Directed by Louis Malle, France, 1987
Screening on Sunday 17th May at 3.30p.m as part of the Friends AGM.

This is in many ways the most personal film of the distinguished French filmmaker Louis Malle. The basic story is taken from experiences in his early years during World War II.
What happened in January 1944 was instrumental in my decision to become a filmmaker. It’s hard to explain, but it was such a shock that it took me several years to get over it, to try and understand it – and, of course, there was no way I could understand it. What happened was so appalling and so fundamentally opposed to the values that we were being taught that I concluded that there was something wrong with the world, and I started becoming very rebellious.
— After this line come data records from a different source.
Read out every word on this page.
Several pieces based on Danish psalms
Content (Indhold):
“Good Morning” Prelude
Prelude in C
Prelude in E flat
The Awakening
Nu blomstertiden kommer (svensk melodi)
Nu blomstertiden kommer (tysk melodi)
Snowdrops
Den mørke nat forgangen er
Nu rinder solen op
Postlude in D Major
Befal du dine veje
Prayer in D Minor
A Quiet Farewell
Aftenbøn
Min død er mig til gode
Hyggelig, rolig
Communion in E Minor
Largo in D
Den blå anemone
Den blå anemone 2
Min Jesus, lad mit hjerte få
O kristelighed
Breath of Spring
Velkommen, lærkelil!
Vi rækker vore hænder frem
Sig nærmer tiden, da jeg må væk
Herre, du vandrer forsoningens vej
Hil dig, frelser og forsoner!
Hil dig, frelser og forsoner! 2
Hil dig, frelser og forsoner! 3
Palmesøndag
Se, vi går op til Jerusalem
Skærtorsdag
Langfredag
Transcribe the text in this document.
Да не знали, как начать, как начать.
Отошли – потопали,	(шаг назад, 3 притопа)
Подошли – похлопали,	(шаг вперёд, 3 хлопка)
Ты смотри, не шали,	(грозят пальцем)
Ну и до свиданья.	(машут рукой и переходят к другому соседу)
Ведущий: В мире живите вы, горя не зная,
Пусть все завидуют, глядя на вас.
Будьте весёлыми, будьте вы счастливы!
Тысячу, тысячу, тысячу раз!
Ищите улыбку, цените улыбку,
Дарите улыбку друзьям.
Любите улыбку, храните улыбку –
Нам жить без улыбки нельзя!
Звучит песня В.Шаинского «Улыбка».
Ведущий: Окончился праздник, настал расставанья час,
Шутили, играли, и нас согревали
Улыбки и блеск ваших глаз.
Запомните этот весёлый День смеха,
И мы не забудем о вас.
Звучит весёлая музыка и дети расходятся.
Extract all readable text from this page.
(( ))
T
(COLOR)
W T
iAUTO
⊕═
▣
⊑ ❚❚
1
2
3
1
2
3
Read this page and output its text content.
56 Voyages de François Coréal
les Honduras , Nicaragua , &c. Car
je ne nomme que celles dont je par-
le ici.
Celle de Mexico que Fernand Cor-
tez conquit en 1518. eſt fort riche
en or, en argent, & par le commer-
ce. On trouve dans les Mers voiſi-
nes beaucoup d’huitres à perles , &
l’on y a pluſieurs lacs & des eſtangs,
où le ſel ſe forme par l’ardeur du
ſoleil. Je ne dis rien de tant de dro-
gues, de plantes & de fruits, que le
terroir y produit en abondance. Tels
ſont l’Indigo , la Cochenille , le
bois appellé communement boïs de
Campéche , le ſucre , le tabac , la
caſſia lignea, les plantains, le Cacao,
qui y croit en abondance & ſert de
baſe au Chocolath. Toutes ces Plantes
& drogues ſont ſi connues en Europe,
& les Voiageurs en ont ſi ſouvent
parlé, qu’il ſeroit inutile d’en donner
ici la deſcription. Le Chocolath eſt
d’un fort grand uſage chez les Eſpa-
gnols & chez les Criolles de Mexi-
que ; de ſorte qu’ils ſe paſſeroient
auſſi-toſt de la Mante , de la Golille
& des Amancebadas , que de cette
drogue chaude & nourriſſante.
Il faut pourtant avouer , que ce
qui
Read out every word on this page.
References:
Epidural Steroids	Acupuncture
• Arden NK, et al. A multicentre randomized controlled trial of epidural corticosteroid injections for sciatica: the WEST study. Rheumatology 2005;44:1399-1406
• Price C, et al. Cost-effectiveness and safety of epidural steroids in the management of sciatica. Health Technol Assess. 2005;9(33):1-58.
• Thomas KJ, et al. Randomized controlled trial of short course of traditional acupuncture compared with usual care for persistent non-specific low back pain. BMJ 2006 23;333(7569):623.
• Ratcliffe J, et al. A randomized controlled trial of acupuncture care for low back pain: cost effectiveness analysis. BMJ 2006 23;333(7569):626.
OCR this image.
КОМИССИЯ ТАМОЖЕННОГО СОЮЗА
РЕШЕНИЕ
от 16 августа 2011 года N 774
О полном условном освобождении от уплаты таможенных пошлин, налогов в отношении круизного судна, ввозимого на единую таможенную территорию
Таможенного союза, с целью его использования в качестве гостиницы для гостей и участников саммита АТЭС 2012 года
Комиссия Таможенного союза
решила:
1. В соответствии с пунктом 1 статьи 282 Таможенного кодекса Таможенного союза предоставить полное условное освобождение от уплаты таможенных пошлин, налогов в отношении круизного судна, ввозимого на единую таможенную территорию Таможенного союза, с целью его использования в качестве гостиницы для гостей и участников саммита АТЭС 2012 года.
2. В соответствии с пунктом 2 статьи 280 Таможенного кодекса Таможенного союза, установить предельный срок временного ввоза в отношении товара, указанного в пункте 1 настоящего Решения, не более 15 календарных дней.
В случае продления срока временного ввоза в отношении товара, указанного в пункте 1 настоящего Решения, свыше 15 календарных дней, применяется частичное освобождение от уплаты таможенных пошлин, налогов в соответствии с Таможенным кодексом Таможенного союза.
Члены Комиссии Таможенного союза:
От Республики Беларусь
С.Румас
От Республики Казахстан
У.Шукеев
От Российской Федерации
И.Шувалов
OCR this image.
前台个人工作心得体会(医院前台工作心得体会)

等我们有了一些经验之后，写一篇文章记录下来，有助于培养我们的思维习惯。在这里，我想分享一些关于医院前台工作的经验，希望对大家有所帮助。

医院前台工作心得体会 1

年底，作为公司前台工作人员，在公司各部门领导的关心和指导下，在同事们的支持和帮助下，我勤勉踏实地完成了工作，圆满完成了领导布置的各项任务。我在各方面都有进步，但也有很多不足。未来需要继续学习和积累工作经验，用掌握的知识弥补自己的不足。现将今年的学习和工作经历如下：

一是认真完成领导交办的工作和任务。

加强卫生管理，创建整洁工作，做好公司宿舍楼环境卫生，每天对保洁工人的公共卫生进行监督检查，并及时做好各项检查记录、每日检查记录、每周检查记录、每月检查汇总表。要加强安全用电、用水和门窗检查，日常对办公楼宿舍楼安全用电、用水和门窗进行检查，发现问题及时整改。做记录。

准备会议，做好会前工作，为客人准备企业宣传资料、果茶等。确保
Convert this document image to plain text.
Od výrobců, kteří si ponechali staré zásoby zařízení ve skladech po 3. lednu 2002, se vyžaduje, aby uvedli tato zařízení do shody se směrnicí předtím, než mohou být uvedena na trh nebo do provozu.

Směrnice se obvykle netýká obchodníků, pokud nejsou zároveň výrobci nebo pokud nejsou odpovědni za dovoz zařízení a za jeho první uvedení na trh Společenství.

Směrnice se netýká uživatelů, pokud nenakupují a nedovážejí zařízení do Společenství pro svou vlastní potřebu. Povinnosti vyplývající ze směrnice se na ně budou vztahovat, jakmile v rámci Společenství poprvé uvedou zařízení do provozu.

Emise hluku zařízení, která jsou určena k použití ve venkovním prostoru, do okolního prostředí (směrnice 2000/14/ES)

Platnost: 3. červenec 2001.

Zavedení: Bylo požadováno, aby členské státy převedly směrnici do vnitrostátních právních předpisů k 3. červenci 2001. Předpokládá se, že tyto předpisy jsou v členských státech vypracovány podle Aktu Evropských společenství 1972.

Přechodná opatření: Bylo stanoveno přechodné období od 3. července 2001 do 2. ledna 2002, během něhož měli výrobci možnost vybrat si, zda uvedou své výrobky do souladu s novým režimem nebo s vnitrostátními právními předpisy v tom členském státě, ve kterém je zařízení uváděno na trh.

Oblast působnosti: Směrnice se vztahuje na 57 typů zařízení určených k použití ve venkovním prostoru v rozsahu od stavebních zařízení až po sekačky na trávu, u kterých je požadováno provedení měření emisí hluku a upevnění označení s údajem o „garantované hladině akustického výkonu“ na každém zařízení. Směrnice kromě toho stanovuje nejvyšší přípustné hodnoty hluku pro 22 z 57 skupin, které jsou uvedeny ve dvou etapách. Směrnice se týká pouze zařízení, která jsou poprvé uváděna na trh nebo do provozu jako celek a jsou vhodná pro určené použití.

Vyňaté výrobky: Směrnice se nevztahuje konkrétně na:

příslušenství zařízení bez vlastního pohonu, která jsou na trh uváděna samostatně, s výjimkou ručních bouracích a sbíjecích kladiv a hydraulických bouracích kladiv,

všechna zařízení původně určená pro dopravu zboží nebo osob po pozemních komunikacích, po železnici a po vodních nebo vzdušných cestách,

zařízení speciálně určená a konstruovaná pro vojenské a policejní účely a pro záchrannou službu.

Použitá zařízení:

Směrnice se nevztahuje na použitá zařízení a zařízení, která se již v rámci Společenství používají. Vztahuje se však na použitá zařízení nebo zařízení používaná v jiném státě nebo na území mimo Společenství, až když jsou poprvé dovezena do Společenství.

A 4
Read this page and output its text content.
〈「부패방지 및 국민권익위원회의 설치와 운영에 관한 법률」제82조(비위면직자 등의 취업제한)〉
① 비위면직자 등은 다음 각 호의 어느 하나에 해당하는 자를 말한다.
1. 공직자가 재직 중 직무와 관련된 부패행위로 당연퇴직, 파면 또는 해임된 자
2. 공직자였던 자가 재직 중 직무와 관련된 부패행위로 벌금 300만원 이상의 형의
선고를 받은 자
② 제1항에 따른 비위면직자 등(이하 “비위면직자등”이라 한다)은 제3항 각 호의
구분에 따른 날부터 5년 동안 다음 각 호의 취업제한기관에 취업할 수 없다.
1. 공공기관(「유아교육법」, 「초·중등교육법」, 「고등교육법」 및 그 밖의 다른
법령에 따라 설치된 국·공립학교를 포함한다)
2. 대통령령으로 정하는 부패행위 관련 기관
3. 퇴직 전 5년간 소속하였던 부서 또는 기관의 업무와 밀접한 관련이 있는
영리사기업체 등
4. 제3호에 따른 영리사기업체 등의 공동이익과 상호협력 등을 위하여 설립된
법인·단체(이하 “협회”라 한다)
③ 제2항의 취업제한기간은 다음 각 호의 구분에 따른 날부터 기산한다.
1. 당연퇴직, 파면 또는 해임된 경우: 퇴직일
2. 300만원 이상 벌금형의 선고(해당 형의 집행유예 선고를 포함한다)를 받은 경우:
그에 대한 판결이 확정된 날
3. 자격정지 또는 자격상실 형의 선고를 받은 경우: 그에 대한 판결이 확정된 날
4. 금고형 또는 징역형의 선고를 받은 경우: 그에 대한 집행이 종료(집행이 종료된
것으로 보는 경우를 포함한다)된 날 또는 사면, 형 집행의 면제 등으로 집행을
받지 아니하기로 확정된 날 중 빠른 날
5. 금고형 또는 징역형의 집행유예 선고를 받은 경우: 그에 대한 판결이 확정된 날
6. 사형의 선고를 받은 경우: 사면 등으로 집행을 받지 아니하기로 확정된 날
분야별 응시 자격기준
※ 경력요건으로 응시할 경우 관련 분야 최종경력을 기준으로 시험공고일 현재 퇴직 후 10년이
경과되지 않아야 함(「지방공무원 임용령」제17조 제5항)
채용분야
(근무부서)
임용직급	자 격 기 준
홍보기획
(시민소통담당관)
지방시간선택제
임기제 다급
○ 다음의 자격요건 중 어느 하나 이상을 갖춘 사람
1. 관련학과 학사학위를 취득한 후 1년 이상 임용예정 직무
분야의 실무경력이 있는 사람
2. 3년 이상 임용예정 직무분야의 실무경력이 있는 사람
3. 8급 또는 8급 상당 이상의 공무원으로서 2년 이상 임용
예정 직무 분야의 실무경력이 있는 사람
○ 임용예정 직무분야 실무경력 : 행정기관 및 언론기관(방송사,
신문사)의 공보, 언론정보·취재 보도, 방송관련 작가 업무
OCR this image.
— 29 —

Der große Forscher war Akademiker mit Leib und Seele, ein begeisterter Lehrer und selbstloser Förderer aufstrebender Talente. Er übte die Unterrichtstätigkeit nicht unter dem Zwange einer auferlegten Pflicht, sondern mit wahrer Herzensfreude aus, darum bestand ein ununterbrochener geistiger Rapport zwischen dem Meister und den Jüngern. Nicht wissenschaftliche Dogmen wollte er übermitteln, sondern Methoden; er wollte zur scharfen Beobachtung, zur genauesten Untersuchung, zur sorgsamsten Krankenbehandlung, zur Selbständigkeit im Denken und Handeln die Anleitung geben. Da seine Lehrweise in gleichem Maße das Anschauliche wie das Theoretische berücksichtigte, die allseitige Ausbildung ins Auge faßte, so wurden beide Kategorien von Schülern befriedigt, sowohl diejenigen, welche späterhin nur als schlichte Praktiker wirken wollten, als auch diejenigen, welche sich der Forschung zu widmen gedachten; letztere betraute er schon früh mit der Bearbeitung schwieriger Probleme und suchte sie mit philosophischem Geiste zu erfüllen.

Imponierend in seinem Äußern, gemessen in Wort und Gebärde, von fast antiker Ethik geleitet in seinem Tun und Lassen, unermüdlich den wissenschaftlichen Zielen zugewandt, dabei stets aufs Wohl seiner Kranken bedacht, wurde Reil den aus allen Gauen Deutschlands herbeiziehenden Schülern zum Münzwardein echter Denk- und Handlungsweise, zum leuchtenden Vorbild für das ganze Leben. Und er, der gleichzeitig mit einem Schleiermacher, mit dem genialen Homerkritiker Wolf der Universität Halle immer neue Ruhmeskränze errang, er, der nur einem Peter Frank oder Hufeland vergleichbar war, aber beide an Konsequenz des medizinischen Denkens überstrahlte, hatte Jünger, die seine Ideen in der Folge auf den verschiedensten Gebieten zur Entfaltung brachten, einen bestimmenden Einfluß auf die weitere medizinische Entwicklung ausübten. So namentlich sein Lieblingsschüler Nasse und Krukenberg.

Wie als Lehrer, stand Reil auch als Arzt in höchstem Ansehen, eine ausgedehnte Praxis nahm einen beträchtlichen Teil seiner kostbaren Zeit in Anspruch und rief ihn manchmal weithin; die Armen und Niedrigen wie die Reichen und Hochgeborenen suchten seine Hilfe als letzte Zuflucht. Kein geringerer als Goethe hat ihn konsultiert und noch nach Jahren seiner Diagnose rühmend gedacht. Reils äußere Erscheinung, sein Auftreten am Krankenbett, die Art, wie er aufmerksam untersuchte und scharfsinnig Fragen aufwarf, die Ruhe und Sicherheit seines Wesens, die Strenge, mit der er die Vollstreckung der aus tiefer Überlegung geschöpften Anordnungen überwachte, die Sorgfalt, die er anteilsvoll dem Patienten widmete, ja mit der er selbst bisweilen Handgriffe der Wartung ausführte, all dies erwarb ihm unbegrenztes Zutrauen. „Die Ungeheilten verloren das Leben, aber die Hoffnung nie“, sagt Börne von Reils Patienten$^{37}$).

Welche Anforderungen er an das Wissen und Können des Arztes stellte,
The film is set in a boarding school in occupied France, rather like the one that Malle actually attended. The film develops a narrative depicting a tragic chain of events, but as he recalls, one that was traumatic for the participants as well as the victims.
Malle started out in filmmaking in the 1950s. Even for a noted European director he has worked in unusually wide variety of industries and settings: in France, but also in the UK, in North America and on documentaries made in Asia. Malle comments that he had three great passions: Music, Literature and Film. The role of music in his work is exemplified by the marvellous score improvised by Miles Davis for his first feature, Lift to the Scaffold (Ascenseur pour l’echafaud, 1957). A good example of the contribution of literature is in the very fine Vanya on 42nd Street (1994) with its exploration of and homage to Anton Chekhov. Film itself crops up regularly: in today’s feature there is a sequence when the school students watch old movies:
…it was in the following years that they showed films in the school on Sundays, that’s when I saw the first Chaplin shorts. They were projected in this strange format that was rather popular in the late 1930s and 1940w, the 9.5 mm, which had a perforation in the centre – a terrible invention. Chaplin was forbidden during the war by the Germans, not only because he was Jewish but also because he’d made The Great Dictator. But his films, I was told, were still being shown, very discreetly, in schools and cine clubs. It was one of the great memories of my childhood, those Sunday evening, we’d darken the room, there’d be a white sheet, and everyone would sit and watch those films. I chose The Immigrant because, first, it was one of the great ones, and second, it was an evocation of freedom for those Jewish children when they see the Statue of Liberty, America being the Promised Land.